Joe Biden’s performance in terms of his administration’s priorities of fighting the Covid-19 pandemic and jumpstarting the US economy not only fuelled the recent stock market rally but also led to a rapid rise in 10-year US Treasury yields. Against the backdrop of an improved economic outlook, the 10-year US Treasury bill increased from approximately 0.75% on election day to a maximum of 1.75% at the end of March of this year. Since then, the Treasury yields have dropped slightly to 1.55 – 1.6%. Expectations of a solid US recovery and the rise in US sovereign yields also led to a widening of the yield gap with European sovereign bond yields and a strengthening of the US dollar, which (contrary to forecasts) appreciated against most currencies during the initial three months of 2021.

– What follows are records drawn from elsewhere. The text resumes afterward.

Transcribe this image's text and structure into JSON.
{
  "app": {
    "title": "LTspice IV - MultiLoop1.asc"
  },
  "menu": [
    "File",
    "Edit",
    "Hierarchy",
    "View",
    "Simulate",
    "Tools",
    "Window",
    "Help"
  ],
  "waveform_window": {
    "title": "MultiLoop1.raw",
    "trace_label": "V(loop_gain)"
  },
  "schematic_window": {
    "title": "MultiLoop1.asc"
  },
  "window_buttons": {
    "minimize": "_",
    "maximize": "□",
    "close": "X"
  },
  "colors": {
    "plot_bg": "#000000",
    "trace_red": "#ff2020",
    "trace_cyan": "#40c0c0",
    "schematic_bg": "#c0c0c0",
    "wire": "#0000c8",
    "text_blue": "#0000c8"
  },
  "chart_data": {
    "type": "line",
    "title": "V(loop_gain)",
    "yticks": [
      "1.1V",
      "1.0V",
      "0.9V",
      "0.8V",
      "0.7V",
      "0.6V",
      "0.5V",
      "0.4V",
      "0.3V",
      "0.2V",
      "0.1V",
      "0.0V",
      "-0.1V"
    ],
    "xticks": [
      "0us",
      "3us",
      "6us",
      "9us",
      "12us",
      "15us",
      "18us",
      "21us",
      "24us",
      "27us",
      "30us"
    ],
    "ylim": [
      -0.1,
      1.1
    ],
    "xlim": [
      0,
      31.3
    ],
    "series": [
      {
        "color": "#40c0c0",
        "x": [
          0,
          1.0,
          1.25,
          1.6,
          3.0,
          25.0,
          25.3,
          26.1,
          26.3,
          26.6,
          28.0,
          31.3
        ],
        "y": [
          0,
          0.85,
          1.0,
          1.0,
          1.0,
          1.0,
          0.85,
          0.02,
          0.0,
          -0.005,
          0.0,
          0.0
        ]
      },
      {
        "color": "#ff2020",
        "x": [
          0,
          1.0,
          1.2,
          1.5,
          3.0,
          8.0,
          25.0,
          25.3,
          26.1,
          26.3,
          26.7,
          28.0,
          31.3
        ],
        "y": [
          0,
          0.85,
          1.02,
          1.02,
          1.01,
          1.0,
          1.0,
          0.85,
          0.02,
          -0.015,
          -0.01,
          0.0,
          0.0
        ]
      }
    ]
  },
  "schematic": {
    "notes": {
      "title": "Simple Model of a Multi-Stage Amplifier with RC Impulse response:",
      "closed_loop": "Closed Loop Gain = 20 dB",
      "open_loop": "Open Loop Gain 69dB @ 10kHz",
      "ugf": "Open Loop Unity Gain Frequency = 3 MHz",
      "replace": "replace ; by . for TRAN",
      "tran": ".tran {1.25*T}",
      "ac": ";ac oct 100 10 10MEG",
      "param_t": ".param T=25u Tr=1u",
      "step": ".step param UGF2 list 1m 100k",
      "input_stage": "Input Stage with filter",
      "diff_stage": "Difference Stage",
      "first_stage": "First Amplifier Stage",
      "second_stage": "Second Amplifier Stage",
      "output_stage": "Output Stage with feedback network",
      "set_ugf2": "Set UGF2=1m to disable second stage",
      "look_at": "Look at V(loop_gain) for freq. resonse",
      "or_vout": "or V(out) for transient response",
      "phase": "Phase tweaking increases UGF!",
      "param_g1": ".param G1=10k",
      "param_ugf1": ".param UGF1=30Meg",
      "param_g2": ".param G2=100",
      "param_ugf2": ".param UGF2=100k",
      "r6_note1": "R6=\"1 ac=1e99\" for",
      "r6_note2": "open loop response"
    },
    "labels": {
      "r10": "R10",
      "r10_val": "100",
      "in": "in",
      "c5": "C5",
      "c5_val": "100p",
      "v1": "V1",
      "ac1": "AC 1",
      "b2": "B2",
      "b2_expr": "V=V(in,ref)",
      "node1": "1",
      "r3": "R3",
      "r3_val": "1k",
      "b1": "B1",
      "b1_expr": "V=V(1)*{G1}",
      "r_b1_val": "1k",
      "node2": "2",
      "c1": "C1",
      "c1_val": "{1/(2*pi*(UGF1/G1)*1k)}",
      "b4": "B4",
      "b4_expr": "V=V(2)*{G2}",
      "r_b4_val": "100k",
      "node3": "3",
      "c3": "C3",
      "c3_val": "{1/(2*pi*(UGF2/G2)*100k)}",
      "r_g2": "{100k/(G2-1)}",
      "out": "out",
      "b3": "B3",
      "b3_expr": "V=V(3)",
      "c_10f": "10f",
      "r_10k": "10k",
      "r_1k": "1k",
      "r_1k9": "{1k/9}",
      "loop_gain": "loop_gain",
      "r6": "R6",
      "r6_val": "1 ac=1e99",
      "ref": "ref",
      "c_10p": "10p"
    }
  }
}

Internationally: diplomacy and multilateralism back on the agenda

Internationally, Biden’s aim is to refocus US foreign policy on diplomacy and multilateralism, working together with allies and standing up to America’s adversaries. While his initial focus was firmly on domestic issues, he did use his first 100 days in office to take some symbolic steps in the international arena, including reversing Trump’s isolationist policies to rejoin both the World Health Organization and the Paris Climate agreement, as well as signalling openness to rejoining the Iran nuclear deal.

In his first foreign policy address, Biden sought to reassure his allies that the era of US unpredictability is over. He took initial steps to rebuild relationships with traditional allies and to reengage on a multilateral level. In terms of adversaries, Biden identified China and Russia as the two countries where immediate action is required. He confronted Putin on cyberattacks and election interference but stressed his willingness to co-operate on nuclear weapons control. The competition for global supremacy with China will continue under Biden’s presidency. The US will insist that China abide by international rules for fair competition, fair trade and respect for human rights. The US will also work with its allies to hold China accountable for its actions in Taiwan, Hong Kong, and the South China Sea.

Joe Biden began his presidency facing a unique set of challenges. In the spirit of Franklin D. Roosevelt’s New Deal, the former vice president laid out an ambitious agenda for his first 100 days in office. Although, so far, he has been successful in delivering on his main priorities (fighting the Covid-19 pandemic and jumpstarting the economic recovery), he is still facing extremely tough challenges to achieve his campaign promises. Once the pandemic emergency is under control and the honeymoon period is over, Joe Biden will need all of his experience to advance his political agenda. With a narrow congressional majority, he will need to reconcile the conservative and the progressive wings of the Democratic party, as well as seek support from moderate Republicans to pass his legislative proposals. Internationally, he will need to re-engage with traditional US allies who became disheartened by the unreliability of the US during the last four years and who are unnerved by the prospect of another Trump presidency in 2024.